The interview process took longer than a year and a half, and required the help of translators working in more than a dozen languages. “Many of the stories were funny, heartbreaking, joyous, and remarkable,” says Singleton. “We whittled [the interviews] down to the ones we thought best captured the heart of what it means to be a refugee in America. We’re proud of the fact that every single word of the play is from their words. We just shaped it into a clear narrative that all people can relate to.”
The diverse cast features American and refugee actors, and the play includes several different languages. Singleton observes that kids have responded enthusiastically to the play over the years, and emphasizes the value of bringing refugee stories to children.
“I think it’s always important for young people to hear the stories of refugees so that they can learn about the effects of wars and conflicts,” he says. “They can learn empathy and develop a greater understanding of people’s lives that are different from their own. Unfortunately, the play is still timely, as the prejudice and lack of empathy toward refugees in America has gotten worse.”
Nashville Children’s Theatre is confronting issues of gender and social repression with its production of Laurie Brooks’s Afflicted: Daughters of Salem, which runs Sept. 15-Oct. 2. Commissioned by Coterie, where it premiered in 2014, Afflicted depicts the events leading up to the Salem witch trials from the perspectives of young female accusers.

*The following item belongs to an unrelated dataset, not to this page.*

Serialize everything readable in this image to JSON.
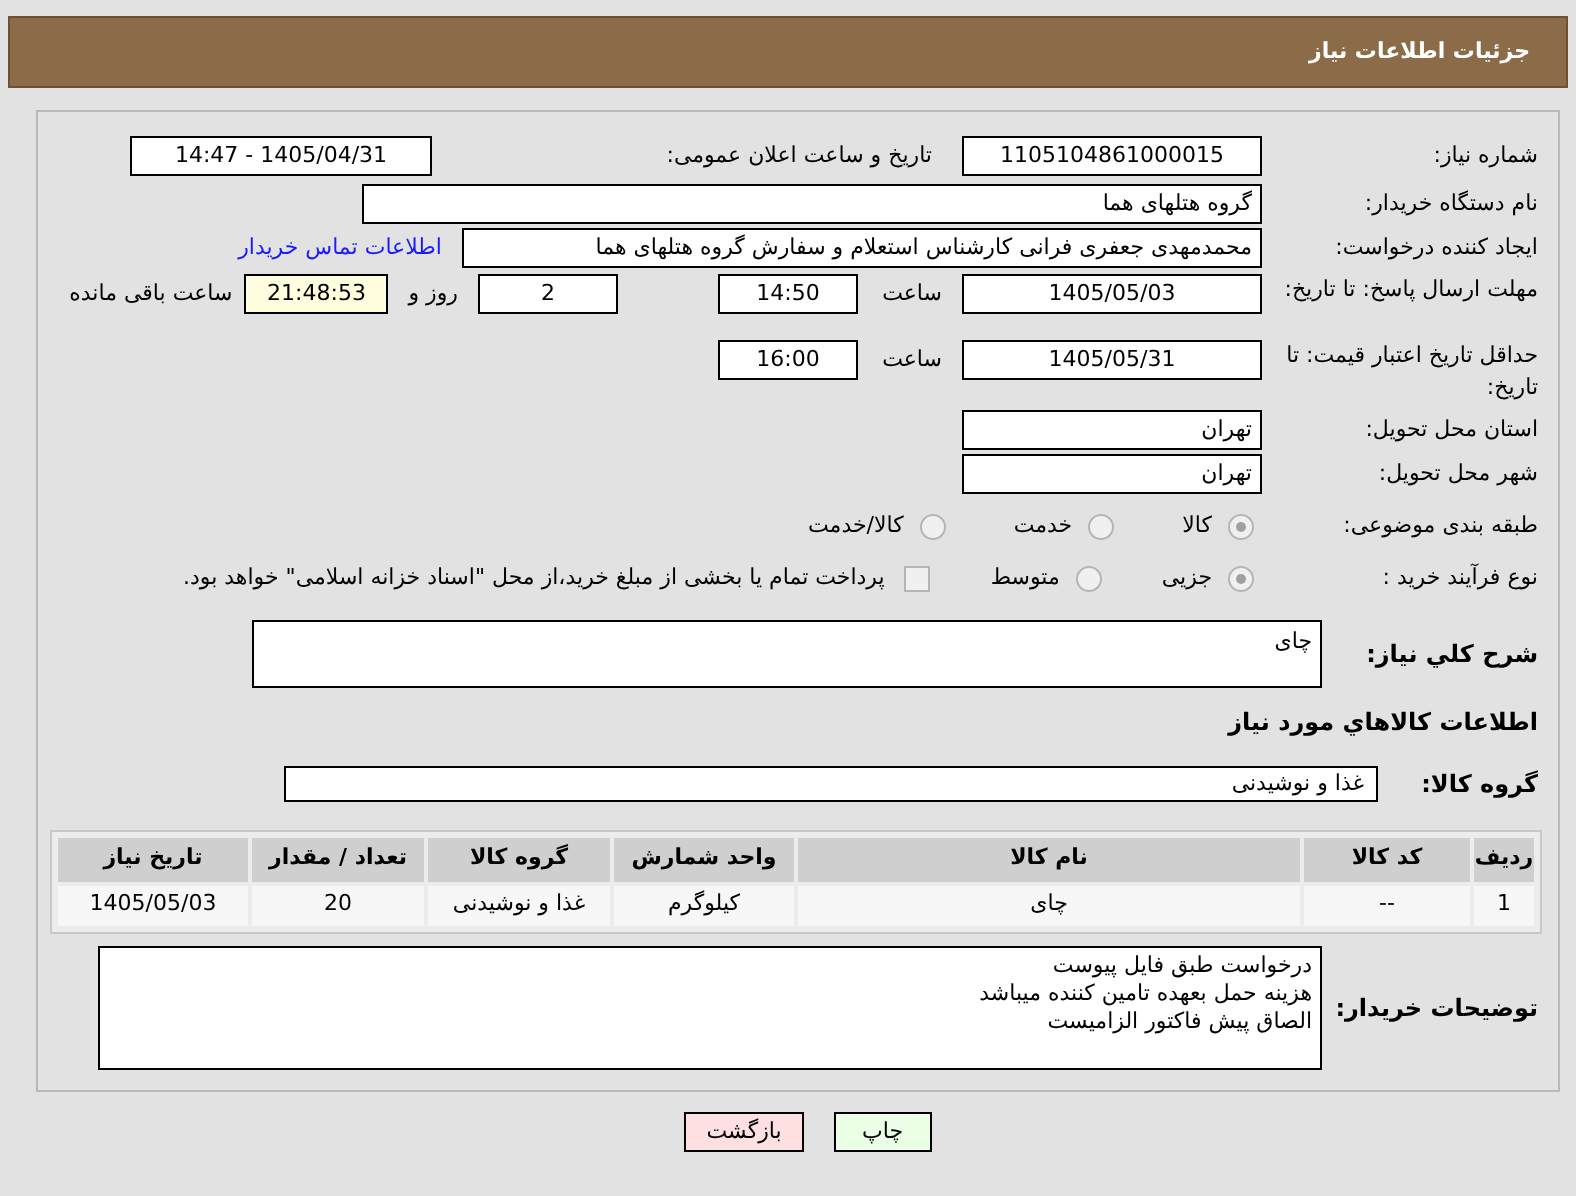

“Very little is known about the young women who made the accusations, and so it’s fascinating from an historical perspective,” says Alicia Fuss, NCT’s director of education and the production’s director. “What might have led them to make these accusations? What might have been their motive? It’s also a script that brilliantly taps into the nuances of teenage female friendship.”
Like The Nine Who Dared, Afflicted also includes a forum component, calling on the audience to help determine the story’s final outcome. “The more I worked with the script, the clearer it became to me that it’s not really a post-show forum—it’s the end of the play,” says Fuss. “Without it, the play has no falling action or resolution. My hope is that it provides a springboard for more intimate conversation between the friends and families that attend the show together. I also think that we don’t spend enough time listening to young people. In the forum, the youth are directly asked to share their ideas. Suddenly the characters they’ve been listening to for an hour are turning to them for their thoughts. That’s a very powerful framework.”
Fuss also notes how the issues facing the young women in the play have moved her to rethink adult attitudes towards children.
“As an adult, this play has pushed me to think about the restrictions and influences we place on our young people today, and what the ramifications of those might be,” she says. “I think it shows the adults in the room how very capable the youth are at thinking through both the historical event and the applications to their contemporary lives.”